Egalement présents, deux astrophysiciens de l’Observatoire astronomique de l’Université de Genève (Faculté des sciences) ont, quant à eux, abordé le problème par l’autre bout. Ce que cherchent le professeur Michel Mayor et son doctorant Antoine Duquennoy, ce sont des astres qui ressemblent au soleil et qui seraient à même d’héberger un éventuel système planétaire, quelle que soit sa forme. Leur exposé, Combien d’étoiles solitaires parmi les étoiles de type solaire? n’a probablement pas déchaîné l’enthousiasme. Les participants ne pouvaient pas savoir que Michel Mayor allait devenir quelques années plus tard l’auteur de la découverte de la première planète extrasolaire. Et inaugurer ainsi un gigantesque nouveau champ de recherche.

planètes

«S’amuser comme des fous»

Michel Mayor ne songe pourtant pas à pister des planètes lorsque, jeune astrophysicien dans les années 1970, il se spécialise dans la mesure des vitesses des étoiles. Mais il y contribue déjà. Il participe en effet à la construction d’un spectrographe, baptisé Coravel, qui est installé sur le télescope de l’Observatoire de Haute-Provence en 1977. Cet instrument est capable de mesurer par effet Doppler (c’est-à-dire par le même principe que les radars de la sécurité routière) la vitesse de rapprochement et d’éloignement des étoiles du ciel par rapport à l’observateur sur Terre. Le plus petit mouvement perceptible est alors de l’ordre de 300 mètres par seconde; l’appareil est le plus efficace de son temps, et de loin.
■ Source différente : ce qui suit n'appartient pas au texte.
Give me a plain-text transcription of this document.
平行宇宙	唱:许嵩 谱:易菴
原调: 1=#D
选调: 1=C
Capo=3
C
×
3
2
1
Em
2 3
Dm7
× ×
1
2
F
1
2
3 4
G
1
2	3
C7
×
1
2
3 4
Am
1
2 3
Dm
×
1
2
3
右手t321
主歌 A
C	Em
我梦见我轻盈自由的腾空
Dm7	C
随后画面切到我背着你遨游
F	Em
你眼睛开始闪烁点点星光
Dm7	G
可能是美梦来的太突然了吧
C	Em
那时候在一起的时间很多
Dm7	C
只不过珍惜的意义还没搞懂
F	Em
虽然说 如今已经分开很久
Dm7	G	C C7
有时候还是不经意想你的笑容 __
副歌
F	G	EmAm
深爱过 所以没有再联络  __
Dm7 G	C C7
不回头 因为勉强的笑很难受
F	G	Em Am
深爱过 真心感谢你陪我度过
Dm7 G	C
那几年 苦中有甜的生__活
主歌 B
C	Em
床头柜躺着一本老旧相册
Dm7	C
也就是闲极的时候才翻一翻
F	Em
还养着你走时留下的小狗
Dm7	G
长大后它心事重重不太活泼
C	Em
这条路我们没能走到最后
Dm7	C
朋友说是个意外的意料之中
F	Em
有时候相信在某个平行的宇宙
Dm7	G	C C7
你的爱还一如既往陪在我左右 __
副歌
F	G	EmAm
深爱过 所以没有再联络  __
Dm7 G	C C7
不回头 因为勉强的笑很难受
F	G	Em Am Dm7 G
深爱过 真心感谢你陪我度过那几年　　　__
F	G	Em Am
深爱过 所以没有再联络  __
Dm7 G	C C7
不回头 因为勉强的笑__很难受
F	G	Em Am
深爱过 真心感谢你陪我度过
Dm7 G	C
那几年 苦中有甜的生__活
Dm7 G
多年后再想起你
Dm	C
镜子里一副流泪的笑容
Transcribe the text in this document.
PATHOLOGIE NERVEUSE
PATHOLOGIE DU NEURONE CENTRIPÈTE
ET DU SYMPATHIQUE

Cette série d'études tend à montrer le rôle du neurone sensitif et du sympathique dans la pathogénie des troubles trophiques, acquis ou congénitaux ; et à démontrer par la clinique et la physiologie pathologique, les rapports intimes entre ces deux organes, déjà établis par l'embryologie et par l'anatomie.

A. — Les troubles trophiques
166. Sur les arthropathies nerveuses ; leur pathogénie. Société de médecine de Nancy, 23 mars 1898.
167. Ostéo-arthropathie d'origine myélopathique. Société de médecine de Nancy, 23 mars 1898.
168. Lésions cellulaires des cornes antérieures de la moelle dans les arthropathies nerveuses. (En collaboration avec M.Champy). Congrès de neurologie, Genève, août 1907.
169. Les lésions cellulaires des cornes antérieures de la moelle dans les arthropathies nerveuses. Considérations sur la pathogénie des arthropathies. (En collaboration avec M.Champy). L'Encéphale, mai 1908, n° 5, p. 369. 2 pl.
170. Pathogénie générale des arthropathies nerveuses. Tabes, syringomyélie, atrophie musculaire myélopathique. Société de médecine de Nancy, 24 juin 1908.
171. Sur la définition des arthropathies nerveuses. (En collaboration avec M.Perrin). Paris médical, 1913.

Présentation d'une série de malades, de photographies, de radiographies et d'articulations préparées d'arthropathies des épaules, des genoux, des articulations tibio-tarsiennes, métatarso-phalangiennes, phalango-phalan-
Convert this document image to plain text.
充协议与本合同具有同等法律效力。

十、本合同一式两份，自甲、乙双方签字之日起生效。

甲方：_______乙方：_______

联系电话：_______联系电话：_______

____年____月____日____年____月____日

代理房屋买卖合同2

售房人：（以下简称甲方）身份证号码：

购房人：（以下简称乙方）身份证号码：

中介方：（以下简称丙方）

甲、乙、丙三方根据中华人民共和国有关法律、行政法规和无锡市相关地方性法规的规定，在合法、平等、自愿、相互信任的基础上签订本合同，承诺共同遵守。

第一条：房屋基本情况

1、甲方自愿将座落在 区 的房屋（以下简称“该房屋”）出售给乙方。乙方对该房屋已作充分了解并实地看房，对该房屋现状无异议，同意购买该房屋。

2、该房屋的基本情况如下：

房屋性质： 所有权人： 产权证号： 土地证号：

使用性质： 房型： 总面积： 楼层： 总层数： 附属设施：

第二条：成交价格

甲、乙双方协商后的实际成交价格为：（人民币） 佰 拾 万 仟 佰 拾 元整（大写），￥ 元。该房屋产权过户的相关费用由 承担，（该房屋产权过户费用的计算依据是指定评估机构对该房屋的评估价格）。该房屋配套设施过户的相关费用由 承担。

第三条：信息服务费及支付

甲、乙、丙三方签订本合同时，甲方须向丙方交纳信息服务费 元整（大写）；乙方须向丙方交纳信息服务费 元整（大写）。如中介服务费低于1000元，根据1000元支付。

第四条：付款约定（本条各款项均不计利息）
«Cet engin avait un tel avantage sur ses concurrents et était si facile et agréable d’usage qu’il nous a ouvert d’un coup un nombre considérable de champs de recherche (composition des étoiles, structure des amas globulaires et de la galaxie, etc.), précise Michel Mayor. Cela nous a donné un peu le vertige, mais nous nous sommes amusés comme des fous.»

Voisinage solaire

Enthousiastes, les astronomes s’attaquent donc à plusieurs problèmes en même temps. Parmi eux, il en est un qui consiste à détecter et à étudier méthodiquement les étoiles doubles (deux étoiles tournant l’une autour de l’autre) se situant dans le voisinage solaire (moins de 500 années-lumière de distance) et dont un des membres au moins est une étoile de type solaire. Ces systèmes binaires peuvent renseigner sur les mécanismes de la formation stellaire, un domaine encore fort mal compris. Un grand nombre de ces étoiles doubles sont déjà connues, mais les informations concernant leur masse, période et la forme de leurs orbites sont souvent lacunaires.

Michel Mayor et Antoine Duquennoy choisissent quelques centaines d’étoiles parmi les plus proches et commencent à mesurer leur vitesse radiale à l’aide de Coravel. Cette grandeur, si elle varie de manière périodique, peut en effet trahir la présence d’un second astre, souvent invisible au télescope. Ce travail de fond prendra près de quinze ans.

Au fur et à mesure que les deux chercheurs avancent dans leurs observations, ils remarquent cependant un fait intéressant: la taille des compagnons stellaires qu’ils découvrent varie beaucoup. Si la majorité d’entre eux possède une masse correspondant en moyenne à la moitié de celle du Soleil, il en apparaît des plus légères, jusqu’à moins d’un dixième de la masse solaire. On entre alors dans le domaine des naines brunes. Ces dernières sont des astres formés comme les étoiles ordinaires, mais qui ne sont pas assez massives pour amorcer des réactions nucléaires en leur cœur.

«En 1989, nous franchissons un seuil, raconte Michel Mayor. Toujours avec Coravel, nous détectons un objet de onze fois la masse de Jupiter autour de l’étoile HD114762. Cela devient intéressant. On se rapproche diablement de la taille des planètes.»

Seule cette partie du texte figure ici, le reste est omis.